夜、草むらからのぞくと、敵は主人の遺体を刃物で切り刻んでいた。
ごり。ごり。
≪やめろー!≫
吾輩は泣き叫んだが、人間には、
「ワオーン!」
としか聞こえない。
ごり。ごりり。ガチャ!
遺体切断係が刃物を放り捨てた。
「ふう〜。ちょっと〜、硬くてなかなか切れませんよ〜」
実は蘇我馬子によってこんな命令が下されていた。
『捕鳥部万は朝廷に歯向かった極悪人だ。その遺体は八つ裂きにして八つの国に串(くし)刺しにしてさらせ』
遺体切断係が汗をふきふき訴えた。
「首は切断できましたが、他の部分が硬すぎて、なかなか切れませ〜ん」
もう一人の監督官らしき男が命じた。
「あせらずゆっくり切れ」
「はい」
「まあいい。今夜はもう遅いから寝ろ。

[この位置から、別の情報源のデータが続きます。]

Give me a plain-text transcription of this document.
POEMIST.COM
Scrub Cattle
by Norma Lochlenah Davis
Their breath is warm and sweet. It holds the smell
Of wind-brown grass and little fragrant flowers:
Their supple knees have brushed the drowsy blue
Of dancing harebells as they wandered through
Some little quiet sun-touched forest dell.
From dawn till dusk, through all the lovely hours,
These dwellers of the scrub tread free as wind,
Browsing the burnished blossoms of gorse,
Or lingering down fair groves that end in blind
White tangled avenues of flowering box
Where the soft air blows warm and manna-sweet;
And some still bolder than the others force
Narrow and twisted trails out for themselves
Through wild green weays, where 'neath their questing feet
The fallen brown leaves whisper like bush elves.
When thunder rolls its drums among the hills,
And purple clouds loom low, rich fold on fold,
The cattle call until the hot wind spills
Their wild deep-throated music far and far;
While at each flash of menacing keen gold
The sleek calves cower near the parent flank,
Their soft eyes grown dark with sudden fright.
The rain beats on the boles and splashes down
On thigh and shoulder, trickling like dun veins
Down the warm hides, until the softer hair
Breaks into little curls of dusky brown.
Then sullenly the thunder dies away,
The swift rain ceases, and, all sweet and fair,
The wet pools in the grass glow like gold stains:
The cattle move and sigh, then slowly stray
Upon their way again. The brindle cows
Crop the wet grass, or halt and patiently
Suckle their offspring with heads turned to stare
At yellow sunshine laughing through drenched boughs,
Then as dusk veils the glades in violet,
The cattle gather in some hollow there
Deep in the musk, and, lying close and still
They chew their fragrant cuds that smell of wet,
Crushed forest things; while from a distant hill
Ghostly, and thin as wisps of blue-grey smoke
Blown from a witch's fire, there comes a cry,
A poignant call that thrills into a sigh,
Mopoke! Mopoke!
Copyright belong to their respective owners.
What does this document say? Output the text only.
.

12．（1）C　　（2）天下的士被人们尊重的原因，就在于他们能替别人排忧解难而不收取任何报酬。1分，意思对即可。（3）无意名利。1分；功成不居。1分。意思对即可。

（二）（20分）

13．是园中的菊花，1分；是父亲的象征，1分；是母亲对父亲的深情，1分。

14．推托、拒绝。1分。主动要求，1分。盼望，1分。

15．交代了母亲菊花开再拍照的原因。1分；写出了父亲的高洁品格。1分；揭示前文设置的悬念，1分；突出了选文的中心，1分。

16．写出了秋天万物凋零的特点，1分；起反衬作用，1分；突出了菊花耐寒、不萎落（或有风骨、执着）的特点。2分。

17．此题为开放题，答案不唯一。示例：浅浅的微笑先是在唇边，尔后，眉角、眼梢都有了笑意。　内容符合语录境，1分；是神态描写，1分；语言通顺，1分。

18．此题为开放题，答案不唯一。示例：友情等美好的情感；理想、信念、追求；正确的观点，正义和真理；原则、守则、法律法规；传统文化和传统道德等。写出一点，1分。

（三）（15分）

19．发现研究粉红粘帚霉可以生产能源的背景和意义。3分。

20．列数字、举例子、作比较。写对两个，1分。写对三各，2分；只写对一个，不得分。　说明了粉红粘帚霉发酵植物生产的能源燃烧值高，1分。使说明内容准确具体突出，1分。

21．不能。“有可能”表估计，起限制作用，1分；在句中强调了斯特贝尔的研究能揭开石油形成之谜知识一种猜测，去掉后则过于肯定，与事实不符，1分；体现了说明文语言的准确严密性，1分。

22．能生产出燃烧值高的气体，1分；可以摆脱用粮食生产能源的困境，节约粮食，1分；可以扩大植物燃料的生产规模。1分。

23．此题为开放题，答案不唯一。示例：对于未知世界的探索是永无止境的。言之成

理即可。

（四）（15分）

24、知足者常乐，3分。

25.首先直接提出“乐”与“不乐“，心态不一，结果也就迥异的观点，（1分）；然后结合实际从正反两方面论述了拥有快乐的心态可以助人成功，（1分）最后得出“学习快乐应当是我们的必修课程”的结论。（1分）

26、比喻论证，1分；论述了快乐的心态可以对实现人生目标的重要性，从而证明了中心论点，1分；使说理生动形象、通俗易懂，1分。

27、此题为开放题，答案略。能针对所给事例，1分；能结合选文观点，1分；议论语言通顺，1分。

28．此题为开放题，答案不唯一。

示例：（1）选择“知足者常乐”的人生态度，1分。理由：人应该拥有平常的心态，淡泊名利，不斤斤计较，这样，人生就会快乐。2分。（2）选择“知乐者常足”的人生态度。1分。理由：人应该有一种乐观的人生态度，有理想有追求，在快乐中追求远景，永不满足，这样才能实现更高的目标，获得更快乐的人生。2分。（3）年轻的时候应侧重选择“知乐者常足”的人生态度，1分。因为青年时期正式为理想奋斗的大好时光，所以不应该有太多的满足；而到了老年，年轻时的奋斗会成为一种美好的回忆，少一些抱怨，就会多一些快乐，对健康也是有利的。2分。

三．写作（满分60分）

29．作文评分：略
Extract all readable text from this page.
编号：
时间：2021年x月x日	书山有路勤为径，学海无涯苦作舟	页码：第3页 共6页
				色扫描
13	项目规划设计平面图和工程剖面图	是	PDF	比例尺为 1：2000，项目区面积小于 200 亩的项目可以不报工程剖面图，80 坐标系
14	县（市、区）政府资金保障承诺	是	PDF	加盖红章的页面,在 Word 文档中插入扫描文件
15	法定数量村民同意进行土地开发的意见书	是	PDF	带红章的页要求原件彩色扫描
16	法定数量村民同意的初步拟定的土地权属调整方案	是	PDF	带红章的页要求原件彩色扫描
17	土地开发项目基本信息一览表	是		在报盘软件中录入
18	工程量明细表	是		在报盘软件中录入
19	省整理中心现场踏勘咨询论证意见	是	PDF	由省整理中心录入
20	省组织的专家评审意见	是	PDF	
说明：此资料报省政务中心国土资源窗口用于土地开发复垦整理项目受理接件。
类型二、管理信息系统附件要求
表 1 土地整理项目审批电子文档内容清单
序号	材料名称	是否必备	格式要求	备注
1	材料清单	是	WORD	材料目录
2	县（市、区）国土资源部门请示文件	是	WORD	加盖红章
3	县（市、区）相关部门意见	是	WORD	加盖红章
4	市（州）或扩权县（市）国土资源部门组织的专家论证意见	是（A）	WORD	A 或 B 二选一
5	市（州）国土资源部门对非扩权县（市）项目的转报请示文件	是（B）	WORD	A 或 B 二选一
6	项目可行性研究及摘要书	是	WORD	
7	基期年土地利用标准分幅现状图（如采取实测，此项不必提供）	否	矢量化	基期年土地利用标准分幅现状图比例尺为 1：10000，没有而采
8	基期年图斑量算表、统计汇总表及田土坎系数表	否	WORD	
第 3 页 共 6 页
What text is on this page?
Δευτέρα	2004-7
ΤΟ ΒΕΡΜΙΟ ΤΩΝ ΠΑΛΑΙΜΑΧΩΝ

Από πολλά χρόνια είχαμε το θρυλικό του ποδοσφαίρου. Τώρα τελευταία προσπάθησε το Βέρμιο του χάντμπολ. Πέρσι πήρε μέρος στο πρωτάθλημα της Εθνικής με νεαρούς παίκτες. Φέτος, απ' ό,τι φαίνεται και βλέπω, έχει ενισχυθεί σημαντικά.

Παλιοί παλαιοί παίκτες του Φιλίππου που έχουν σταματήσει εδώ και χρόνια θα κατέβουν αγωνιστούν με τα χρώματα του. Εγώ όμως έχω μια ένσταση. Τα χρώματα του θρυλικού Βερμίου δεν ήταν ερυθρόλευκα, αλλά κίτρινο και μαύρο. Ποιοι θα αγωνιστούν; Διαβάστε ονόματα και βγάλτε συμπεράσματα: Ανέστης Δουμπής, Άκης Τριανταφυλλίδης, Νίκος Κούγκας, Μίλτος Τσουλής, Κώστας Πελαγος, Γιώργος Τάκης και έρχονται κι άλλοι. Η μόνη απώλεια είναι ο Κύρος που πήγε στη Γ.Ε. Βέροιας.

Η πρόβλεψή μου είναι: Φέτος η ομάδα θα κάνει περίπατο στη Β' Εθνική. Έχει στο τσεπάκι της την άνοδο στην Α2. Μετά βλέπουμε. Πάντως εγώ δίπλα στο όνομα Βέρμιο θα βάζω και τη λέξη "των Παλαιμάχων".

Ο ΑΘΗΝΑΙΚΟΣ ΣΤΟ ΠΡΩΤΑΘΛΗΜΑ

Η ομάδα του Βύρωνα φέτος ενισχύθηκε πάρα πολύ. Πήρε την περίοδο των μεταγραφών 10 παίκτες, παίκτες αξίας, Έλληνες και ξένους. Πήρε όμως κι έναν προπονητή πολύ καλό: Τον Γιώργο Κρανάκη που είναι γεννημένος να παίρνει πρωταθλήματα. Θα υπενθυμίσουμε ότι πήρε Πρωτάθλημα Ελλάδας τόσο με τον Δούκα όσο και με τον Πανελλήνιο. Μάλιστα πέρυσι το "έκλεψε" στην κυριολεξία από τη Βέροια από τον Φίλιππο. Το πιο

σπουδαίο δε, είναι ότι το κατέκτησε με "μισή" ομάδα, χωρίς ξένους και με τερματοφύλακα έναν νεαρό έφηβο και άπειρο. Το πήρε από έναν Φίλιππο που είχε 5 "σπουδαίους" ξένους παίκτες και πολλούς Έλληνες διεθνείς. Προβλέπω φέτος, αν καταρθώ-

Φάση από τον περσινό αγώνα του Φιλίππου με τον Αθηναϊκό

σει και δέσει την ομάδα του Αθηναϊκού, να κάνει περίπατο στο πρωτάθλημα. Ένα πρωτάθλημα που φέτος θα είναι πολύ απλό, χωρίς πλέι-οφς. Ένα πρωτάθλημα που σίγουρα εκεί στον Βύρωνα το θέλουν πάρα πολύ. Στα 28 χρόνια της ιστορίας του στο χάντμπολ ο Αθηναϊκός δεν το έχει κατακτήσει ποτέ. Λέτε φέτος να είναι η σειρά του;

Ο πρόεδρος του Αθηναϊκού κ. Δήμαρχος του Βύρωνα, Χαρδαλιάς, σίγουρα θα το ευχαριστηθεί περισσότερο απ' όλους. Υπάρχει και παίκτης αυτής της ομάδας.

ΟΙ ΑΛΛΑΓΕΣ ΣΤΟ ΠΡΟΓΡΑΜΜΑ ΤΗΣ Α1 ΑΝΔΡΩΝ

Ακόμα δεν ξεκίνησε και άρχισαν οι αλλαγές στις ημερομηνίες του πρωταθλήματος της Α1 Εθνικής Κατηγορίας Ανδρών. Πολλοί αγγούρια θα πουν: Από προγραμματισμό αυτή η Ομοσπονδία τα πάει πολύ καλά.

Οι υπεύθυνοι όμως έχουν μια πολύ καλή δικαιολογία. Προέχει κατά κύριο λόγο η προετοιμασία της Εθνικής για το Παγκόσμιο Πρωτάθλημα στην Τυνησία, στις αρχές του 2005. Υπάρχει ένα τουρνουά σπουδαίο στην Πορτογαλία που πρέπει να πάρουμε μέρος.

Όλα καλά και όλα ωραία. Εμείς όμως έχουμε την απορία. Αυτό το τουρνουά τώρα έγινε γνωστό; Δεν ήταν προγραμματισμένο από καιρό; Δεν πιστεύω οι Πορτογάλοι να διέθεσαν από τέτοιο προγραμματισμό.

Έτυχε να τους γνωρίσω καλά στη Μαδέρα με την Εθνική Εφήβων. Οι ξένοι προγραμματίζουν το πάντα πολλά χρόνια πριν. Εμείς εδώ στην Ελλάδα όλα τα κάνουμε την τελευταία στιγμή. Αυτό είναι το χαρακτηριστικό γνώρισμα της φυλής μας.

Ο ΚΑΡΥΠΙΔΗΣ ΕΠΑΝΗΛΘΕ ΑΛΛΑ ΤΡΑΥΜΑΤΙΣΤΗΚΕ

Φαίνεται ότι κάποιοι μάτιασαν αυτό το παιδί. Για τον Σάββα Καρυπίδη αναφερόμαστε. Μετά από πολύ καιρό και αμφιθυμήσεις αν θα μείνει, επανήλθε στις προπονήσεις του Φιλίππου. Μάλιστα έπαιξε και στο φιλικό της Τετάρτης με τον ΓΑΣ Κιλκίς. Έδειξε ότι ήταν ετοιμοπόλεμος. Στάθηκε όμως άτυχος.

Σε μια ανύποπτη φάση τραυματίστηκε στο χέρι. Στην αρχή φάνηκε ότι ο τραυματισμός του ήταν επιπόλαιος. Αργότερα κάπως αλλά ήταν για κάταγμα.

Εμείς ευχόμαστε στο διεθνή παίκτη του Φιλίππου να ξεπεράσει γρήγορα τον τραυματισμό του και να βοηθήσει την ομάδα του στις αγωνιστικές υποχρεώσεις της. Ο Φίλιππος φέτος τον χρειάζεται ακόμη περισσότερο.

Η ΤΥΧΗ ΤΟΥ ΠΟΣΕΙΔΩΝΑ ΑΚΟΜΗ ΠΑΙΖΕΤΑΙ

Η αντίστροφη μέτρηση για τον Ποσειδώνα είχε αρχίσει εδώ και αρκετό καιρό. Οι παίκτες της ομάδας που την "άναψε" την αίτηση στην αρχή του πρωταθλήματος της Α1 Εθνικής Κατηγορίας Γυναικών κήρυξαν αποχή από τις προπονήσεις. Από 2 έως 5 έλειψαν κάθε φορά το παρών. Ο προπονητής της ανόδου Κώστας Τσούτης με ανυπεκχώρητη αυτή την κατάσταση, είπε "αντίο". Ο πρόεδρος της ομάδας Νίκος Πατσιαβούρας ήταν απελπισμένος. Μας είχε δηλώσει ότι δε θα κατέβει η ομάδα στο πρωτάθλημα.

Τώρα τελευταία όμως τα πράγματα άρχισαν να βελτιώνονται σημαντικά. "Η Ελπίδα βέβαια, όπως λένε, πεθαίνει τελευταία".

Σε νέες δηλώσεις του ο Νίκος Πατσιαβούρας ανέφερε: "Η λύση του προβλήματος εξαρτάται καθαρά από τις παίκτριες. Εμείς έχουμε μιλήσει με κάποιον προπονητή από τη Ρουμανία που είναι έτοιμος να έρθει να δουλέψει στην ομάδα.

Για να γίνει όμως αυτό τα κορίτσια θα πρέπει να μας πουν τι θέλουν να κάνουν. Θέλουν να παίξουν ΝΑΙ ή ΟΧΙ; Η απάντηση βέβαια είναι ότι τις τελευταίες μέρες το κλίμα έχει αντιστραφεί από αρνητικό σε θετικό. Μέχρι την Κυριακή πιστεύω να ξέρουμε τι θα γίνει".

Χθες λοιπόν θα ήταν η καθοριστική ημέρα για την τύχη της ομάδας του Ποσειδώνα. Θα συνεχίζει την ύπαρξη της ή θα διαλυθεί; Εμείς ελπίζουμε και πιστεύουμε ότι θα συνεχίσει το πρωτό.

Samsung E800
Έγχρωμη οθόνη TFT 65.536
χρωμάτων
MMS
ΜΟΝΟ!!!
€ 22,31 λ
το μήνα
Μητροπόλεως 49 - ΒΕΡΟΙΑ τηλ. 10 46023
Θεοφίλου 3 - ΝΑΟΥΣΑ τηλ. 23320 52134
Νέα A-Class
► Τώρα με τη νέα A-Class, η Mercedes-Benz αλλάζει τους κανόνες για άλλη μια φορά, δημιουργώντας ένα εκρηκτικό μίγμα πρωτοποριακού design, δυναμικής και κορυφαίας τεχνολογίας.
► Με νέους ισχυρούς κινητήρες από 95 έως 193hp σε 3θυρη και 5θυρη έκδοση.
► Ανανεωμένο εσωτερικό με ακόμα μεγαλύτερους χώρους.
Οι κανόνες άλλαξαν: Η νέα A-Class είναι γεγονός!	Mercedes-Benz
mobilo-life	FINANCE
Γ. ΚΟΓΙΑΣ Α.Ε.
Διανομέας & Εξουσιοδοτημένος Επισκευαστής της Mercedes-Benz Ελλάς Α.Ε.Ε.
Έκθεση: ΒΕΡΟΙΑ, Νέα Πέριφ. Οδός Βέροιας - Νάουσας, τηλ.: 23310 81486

明日の朝に続ければいい」
「はい」
「いい夢見ろよ」
「見れないでしょ〜」
しばらくして、監督官と遺体切断係は眠ってしまった。
「ガガ〜」
「ごうごう〜」
いびきまで立て始めたのである。
≪今でしょ!≫
吾輩は飛び出した。
≪首だけでも奪還だー!≫
がぶ!
吾輩は主人の首をくわえて駆け出した。
ぼて!こんころこんころ、ごろんごろんのじゅ〜にじょ〜。
思いのほか重くて落として谷底まで転がしてしまったが、くわえ直してズリズリ引きずって持ち去った。
「ハァ、ハァ!」
ぐったり〜。
どこかの古墳の前で、吾輩はぶっ倒れた。
≪御主人様〜≫
でも、首だけでも奪還できて満足だった。
≪うふふ〜ん、御主人さまぁ〜ん≫
ごろりん、ごろりん、べろべろり〜ん。
吾輩はうれしくて、主人の首をなめ回してじゃれて寝た。